The user presses Period. Twitter loads the new tweets and puts focus at the top. The screen reader gets notified that the list of previously 70 items now has expanded to show 100. But because the whole list layout has changed, the most efficient way is to simply replace the old list in the buffer with the new one. So the screen reader goes and removes the old list, and crawls through the hierarchy and fetches the new 100 list items, which may each consist of 6 to up to 10 or more accessible objects, and rerenders it. This will take some time, even when done in-process.

The future way of doing this is far less processing power intense. The new tweets come in, the user presses Period, the browser adds the items, Twitter changes focus to that newest item, and tells the screen reader.
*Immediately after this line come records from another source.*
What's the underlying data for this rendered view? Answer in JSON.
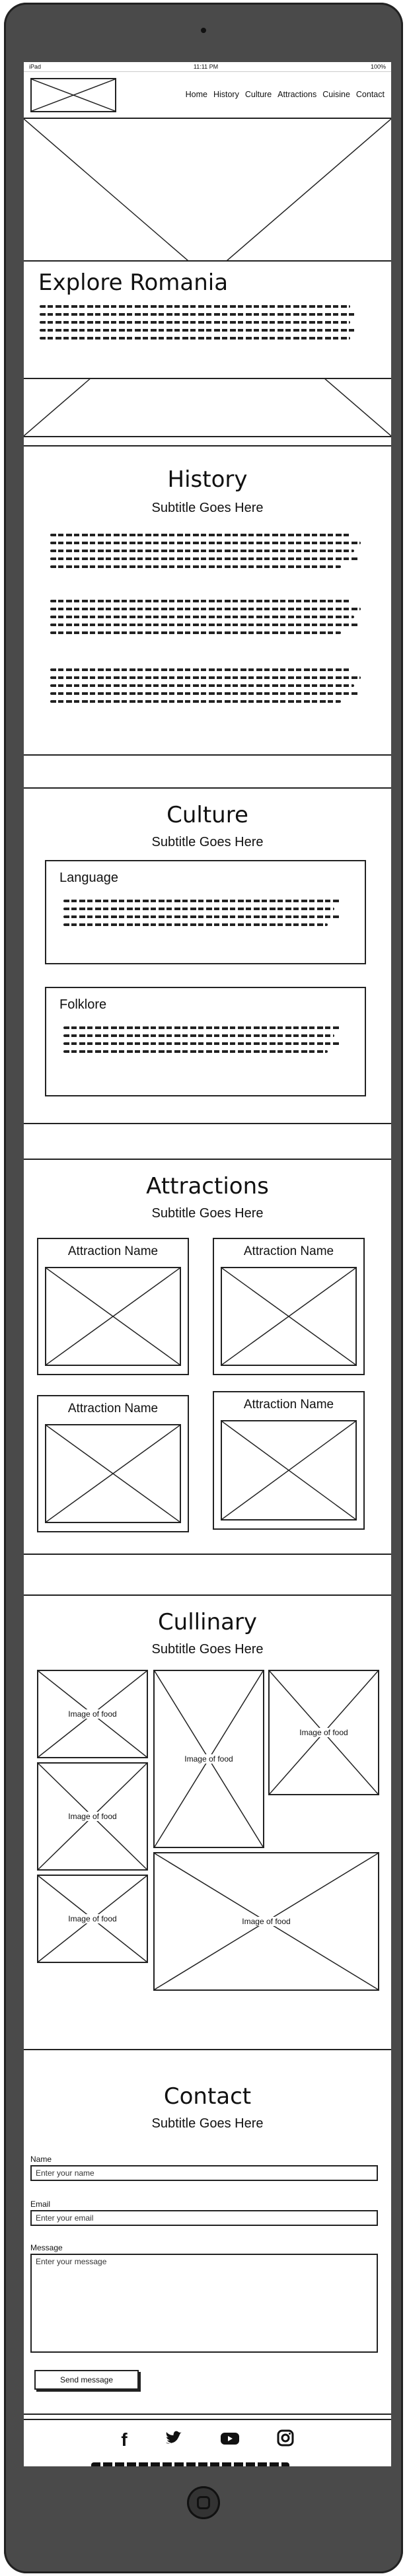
{
  "status_bar": {
    "device": "iPad",
    "time": "11:11 PM",
    "battery": "100%"
  },
  "nav": {
    "items": [
      "Home",
      "History",
      "Culture",
      "Attractions",
      "Cuisine",
      "Contact"
    ]
  },
  "hero": {
    "title": "Explore Romania"
  },
  "history": {
    "title": "History",
    "subtitle": "Subtitle Goes Here"
  },
  "culture": {
    "title": "Culture",
    "subtitle": "Subtitle Goes Here",
    "cards": [
      {
        "title": "Language"
      },
      {
        "title": "Folklore"
      }
    ]
  },
  "attractions": {
    "title": "Attractions",
    "subtitle": "Subtitle Goes Here",
    "cards": [
      {
        "title": "Attraction Name"
      },
      {
        "title": "Attraction Name"
      },
      {
        "title": "Attraction Name"
      },
      {
        "title": "Attraction Name"
      }
    ]
  },
  "culinary": {
    "title": "Cullinary",
    "subtitle": "Subtitle Goes Here",
    "image_label": "Image of food"
  },
  "contact": {
    "title": "Contact",
    "subtitle": "Subtitle Goes Here",
    "name_label": "Name",
    "name_placeholder": "Enter your name",
    "email_label": "Email",
    "email_placeholder": "Enter your email",
    "message_label": "Message",
    "message_placeholder": "Enter your message",
    "send_label": "Send message"
  },
  "footer": {
    "icons": [
      "facebook-icon",
      "twitter-icon",
      "youtube-icon",
      "instagram-icon"
    ]
  }
}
The screen reader now only needs to go and ask the parent list container about how many items it now has, so it can tell the user. It does not need to crawl through the whole list because there is no buffer to maintain.

This is why, for example, the experience of using Twitter on MacOS in Safari or Chrome is such a much smoother experience than on Windows with, for example, Firefox or Chrome and NVDA.

In conclusion 🔗

At Mozilla, we do want to start a project to enhance current APIs to allow screen readers to move away from the virtual buffer concept. The ideas are already floating around between team members. And because NVDA is also open-source, we can use an experimental branch to actually prototype approaches and check the theory against the practicality of day to day use. Sometimes, theories sound good, but the practice then falls on its face.

We expect to fail at some first attempts, learn from the experience, and reiterate. The end goal is to give an as good as, if not better, experience for browsing the web and being ready for dynamic web applications built in frameworks such as Angular or React, or being more efficient in complex web applications such as Gmail or Slack than we are now on Windows.

And we certainly hope that our friends at other browser accessibility teams such as Chrome or Edge, as well as commercial assistive technology vendors, will take an interest in what we do, and in a collaborative fashion, we’ll all strive to give our users better experiences.

The web accessibility on Windows needs to grow up now that it’s 18, and we want to try and make this happen!